Julie Driscoll: 1969

Rating: ★★★

Record and Artist Details

Musicians:

Jeff Clyne
Trevor Tomkins
Jim Cregan (g)
Derek Wadsworth (tb)
Bud Parkes (t)
Stan Sulzmann (as)
Barry Reeves (d)
Nick Evans (tb)
Karl Jenkins (ob)
Brian Godding (g, v)
Bob Downes (f)
Chris Spedding (el g, el b)
Julie Driscoll (v, g)
Mark Charig (ct)
Brian Belshaw (b, v)
Elton Dean (as)
Keith Tippett (p)

Label:

Esoteric/Cherry Red

November/2022

Media Format:

CD

Catalogue Number:

ECLEC2815

RecordDate:

Rec. 1969

“We want to choose happiness… but we find we are suffering” intones the earnest Driscoll on ‘The Choice’. And that spirit underwrites much of this welcome reissue. Recorded in 1969 but actually released in 1971, the same year she contributed to her by then-husband Keith Tippet’s humungous Centipede, 1969 finds Driscoll in transition from the Hammond-driven hits with Brian Auger, toward her more jazz-related future.

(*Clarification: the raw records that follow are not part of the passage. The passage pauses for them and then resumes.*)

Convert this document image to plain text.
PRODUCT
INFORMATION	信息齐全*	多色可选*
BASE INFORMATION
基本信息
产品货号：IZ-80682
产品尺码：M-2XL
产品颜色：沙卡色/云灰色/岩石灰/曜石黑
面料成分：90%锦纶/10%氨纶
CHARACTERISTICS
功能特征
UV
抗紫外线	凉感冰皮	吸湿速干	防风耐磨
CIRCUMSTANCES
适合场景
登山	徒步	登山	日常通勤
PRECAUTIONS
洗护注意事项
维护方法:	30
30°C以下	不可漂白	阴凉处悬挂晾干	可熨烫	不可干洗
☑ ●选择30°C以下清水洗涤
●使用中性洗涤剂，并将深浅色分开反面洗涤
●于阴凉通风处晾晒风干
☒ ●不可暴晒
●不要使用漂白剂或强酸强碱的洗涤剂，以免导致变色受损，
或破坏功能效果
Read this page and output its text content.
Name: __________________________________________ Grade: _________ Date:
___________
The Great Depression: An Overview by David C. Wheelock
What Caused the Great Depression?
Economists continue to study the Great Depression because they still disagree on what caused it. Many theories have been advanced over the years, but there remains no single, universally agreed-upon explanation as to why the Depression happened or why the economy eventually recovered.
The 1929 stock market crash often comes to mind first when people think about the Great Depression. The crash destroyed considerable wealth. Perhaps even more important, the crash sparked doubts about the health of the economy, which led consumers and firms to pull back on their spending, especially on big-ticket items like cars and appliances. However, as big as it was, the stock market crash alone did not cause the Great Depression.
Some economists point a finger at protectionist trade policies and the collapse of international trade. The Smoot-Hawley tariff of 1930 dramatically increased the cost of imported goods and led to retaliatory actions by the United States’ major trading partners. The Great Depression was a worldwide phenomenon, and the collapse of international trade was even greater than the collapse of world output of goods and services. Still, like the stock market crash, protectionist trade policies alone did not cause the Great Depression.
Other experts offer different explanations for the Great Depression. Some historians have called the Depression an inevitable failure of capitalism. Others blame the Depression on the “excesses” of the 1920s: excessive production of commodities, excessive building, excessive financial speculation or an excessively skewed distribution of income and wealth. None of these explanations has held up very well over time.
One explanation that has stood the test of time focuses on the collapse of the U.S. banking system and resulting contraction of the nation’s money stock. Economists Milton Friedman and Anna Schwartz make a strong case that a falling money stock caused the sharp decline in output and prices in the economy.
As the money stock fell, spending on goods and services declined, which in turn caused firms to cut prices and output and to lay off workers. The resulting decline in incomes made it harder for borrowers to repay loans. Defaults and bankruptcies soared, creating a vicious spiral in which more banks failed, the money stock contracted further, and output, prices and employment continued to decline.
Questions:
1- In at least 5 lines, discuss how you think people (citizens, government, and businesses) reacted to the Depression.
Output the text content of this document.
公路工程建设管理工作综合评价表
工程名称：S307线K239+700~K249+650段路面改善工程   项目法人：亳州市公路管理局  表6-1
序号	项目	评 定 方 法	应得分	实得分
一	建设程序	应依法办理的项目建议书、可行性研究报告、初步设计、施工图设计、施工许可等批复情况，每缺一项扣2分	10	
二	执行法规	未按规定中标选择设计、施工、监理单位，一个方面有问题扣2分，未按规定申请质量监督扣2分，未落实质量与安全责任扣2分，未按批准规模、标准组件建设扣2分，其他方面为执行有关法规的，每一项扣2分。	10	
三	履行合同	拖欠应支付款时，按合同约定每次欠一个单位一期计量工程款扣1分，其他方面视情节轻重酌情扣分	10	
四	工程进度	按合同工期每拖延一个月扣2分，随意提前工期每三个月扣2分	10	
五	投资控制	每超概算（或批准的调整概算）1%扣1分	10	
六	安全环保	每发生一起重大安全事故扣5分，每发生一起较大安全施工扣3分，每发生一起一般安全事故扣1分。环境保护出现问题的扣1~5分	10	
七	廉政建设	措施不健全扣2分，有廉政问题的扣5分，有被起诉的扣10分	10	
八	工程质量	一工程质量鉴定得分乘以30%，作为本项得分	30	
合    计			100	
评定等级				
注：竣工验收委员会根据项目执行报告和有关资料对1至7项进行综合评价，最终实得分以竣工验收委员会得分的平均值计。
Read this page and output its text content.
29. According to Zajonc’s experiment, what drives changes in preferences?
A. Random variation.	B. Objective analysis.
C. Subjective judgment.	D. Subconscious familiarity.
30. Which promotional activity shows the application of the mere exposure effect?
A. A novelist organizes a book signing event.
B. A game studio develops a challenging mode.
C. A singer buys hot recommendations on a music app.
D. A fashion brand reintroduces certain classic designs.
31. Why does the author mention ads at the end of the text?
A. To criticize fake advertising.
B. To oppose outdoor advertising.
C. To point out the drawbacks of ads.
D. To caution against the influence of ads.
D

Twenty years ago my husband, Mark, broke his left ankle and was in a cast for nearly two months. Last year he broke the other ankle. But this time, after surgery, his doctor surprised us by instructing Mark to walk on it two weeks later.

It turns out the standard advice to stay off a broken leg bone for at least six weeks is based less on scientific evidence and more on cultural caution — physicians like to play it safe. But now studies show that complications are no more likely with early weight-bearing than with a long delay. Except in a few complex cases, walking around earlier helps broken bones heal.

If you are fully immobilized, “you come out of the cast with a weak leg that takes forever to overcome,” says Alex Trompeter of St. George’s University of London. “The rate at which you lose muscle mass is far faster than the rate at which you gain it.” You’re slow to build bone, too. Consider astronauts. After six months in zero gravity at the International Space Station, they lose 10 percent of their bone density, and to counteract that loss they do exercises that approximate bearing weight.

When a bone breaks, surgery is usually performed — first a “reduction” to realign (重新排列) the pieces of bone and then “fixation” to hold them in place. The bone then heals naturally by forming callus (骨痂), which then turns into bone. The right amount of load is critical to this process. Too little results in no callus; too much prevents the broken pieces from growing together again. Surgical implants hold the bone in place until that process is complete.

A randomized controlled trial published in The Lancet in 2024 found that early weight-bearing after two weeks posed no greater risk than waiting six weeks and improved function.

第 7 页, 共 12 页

Driscoll had contributed three strong songs to Auger’s Streetnoise in the same year, addressing racism and Russia’s invasion of Czechoslovakia (sound familiar?). All her eight songs here explore similar themes driven by a quest for personal and social freedom. ‘Leaving it all Behind’, with its gorgeous oboe and tight brass illuminating Driscoll’s forthright vox, is a strong runout, while ‘The Choice’, with Downes’ sensuous flute, is likewise a meditation on making sense of a world that post-1967’s Summer of Love, post-Paris ’68 would climax in 1969 with the horror of Meredith Hunter’s murder at Altamont. (Thinks: Another black man killed by white ‘security’…?) There’s obviously a jazz frisson here with many stars of the then burgeoning Brit Jazz on board, but the songs fit squarely into a pop-rock format, with a big nod to the singer-songwriter resurgence of the time (as on ‘Lulu’). A fitting reflection of the era’s zeitgeist, but 1969 also feels eerily prophetic.